LONDON (Reuters) - Aircraft engine maker Rolls-Royce (RR.L) has turned to one of Britain’s most successful technology executives, Warren East, to restore its fortunes after a year marred by falling profit, job cuts and canceled orders.
The British company’s surprise announcement on Wednesday said that John Rishton would retire in July after four years at the helm and will be succeeded by the former head of ARM Holdings ARM.L, Britain’s biggest listed technology company.
East, who has been a non-executive director of Rolls-Royce since January last year, was chief executive of ARM between 2001 and 2013, overseeing its expansion as a leading developer of microchips for the likes of Apple (AAPL.O) and Samsung (005930.KS).
Shares in Rolls-Royce rose to an eight-month high in early trading, with JP Morgan (JPM.N) upgrading the stock to “hold” from “underweight”.
Analysts at the bank said that East, 53, would bring renewed vigor to the development of civil aviation engines and to the challenges posed by shrinking western defense budgets and a lower oil price that has squeezed customers in the oil gas and marine sectors.
East, who plays the organ at his local church and favors sober suits rather than the polo-shirted look adopted by many U.S. technology executives, said that the opportunity was one he could not refuse.
Rolls-Royce Chairman Ian Davis, meanwhile, spoke of East’s “stellar record” at ARM since taking over after the dot-com bubble burst in 2001. A pound invested in the company’s stock a couple of years later would have been worth 18 pounds ($27) by the time he left.
East’s engineering background with ARM is also seen as a key attribute as Rolls-Royce looks to develop quieter and more efficient engines for aircraft made by Boeing (BA.N) and Airbus (AIR.PA), Edison Research analyst Roger Johnston said.
Rolls-Royce shares, which have fallen 19 percent since the start of 2014, were the top gainer on the blue-chip FTSE 100 index .FTSE at 1204 GMT, up 3 percent at 10.36 pounds.

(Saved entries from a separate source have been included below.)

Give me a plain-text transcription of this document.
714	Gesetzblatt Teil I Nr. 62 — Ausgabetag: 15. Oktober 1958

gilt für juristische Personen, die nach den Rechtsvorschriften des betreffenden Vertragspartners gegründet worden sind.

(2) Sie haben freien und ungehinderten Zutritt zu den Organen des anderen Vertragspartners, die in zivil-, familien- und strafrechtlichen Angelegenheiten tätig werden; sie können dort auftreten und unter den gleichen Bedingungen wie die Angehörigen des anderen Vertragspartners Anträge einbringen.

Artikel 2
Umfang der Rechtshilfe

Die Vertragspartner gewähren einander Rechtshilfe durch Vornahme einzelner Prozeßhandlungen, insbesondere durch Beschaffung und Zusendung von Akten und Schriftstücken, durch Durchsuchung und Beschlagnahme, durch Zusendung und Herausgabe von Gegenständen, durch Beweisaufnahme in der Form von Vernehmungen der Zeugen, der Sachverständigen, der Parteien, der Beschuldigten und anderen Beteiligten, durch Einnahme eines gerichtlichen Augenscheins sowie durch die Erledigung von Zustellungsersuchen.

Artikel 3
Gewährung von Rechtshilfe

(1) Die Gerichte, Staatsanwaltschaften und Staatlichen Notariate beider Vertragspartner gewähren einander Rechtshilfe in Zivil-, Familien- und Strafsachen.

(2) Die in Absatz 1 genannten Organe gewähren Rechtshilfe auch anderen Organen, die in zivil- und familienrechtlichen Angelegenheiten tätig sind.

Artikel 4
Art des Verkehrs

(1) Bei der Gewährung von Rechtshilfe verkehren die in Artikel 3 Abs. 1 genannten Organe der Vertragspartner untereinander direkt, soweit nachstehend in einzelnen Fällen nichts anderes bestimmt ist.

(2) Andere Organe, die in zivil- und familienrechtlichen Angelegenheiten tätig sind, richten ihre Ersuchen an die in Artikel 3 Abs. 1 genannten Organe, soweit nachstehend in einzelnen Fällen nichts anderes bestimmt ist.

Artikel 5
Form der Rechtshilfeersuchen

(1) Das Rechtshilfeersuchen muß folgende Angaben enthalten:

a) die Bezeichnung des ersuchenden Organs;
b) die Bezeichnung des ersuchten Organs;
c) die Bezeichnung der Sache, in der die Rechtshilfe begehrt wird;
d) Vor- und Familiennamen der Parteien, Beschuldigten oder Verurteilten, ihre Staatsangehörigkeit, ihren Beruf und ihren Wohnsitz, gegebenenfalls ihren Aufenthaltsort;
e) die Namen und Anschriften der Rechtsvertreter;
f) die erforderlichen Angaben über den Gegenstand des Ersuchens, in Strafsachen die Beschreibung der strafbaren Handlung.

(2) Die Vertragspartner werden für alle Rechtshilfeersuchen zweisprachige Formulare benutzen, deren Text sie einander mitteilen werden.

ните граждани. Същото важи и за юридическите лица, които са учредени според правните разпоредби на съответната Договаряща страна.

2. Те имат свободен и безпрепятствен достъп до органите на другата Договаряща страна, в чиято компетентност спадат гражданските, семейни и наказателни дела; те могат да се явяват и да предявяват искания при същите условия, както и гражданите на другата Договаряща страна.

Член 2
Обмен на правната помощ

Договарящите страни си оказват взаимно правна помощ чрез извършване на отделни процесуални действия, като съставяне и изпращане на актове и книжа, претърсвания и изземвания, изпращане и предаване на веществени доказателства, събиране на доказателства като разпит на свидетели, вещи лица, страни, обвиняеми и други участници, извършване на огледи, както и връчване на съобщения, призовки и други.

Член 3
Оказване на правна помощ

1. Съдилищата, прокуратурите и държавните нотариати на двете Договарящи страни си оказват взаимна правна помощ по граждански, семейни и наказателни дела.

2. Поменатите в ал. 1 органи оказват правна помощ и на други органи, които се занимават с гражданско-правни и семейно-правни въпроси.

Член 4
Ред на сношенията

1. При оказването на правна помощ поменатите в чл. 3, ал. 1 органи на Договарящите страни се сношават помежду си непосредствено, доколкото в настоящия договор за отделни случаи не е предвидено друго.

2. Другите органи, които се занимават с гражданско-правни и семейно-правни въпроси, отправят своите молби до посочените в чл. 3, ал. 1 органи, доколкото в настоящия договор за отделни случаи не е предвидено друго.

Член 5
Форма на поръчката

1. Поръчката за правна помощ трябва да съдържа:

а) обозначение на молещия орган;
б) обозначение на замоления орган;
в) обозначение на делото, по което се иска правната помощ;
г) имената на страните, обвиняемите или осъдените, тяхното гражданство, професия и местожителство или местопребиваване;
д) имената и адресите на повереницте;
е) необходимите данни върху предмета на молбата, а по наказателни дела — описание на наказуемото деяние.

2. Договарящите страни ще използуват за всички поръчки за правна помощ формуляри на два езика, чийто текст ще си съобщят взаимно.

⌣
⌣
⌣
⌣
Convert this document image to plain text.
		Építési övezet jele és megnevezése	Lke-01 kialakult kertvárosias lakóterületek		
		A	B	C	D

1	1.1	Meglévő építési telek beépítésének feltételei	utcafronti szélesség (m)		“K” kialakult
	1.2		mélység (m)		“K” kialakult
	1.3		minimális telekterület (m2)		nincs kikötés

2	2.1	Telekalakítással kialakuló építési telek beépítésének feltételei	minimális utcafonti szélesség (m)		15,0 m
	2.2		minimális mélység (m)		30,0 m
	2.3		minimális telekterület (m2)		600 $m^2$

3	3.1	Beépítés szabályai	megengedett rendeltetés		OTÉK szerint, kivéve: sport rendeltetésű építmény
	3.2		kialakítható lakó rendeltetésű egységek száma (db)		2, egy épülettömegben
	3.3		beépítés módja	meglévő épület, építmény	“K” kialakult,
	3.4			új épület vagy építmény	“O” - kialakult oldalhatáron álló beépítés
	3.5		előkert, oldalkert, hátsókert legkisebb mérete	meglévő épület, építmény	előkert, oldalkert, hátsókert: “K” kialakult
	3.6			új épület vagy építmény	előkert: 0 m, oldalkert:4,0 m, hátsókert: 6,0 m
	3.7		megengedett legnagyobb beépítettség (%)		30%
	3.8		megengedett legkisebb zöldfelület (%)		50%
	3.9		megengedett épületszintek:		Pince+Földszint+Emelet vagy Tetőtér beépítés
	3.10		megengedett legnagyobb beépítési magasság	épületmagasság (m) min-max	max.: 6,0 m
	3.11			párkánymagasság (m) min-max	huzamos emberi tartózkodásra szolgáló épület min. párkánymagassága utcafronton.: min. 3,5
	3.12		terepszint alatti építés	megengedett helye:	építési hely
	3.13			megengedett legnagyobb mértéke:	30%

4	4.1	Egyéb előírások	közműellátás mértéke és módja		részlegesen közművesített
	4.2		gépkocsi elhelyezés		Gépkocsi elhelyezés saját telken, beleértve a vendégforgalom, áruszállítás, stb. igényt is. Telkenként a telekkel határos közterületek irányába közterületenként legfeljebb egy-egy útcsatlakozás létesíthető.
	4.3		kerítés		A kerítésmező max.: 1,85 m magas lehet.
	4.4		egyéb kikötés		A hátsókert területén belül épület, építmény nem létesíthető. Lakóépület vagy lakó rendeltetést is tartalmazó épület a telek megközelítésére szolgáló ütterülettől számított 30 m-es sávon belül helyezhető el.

Rishton, 57, steps down after a difficult period for the 131-year-old company. A decade of strong profit and revenue growth came to an end last year, followed by a warning in February that profit would fall by as much as 13 percent this year.
Chairman Davis acknowledged there had been shareholder disquiet around the time of the profit warnings, but Rishton’s decision to stand down was entirely his own.
Rishton said that after 14 years of being a CEO and CFO he was “leaving for a change of lifestyle”.
East will also take over in the midst of a restructuring program, with 2,600 jobs being cut from a global total of about 55,000, as the group attempts to compete with bigger and more profitable U.S. rival General Electric (GE.N).
He will be helped, however, by last week’s momentum-boosting order to supply engines for 50 Airbus A380 planes for Emirates airline [EMIRA.UL]. The $9.2 billion deal is the biggest in the British company’s history.
East declined to give details about his strategy before he starts in the role, but he said that “the transformations absolutely need to continue and be driven through to conclusion”.
He will receive a base salary of 925,000 pounds ($1.4 million) a year, plus a pension and performance-related bonus, the company said, adding that the benefits are in line with or below those offered to Rishton.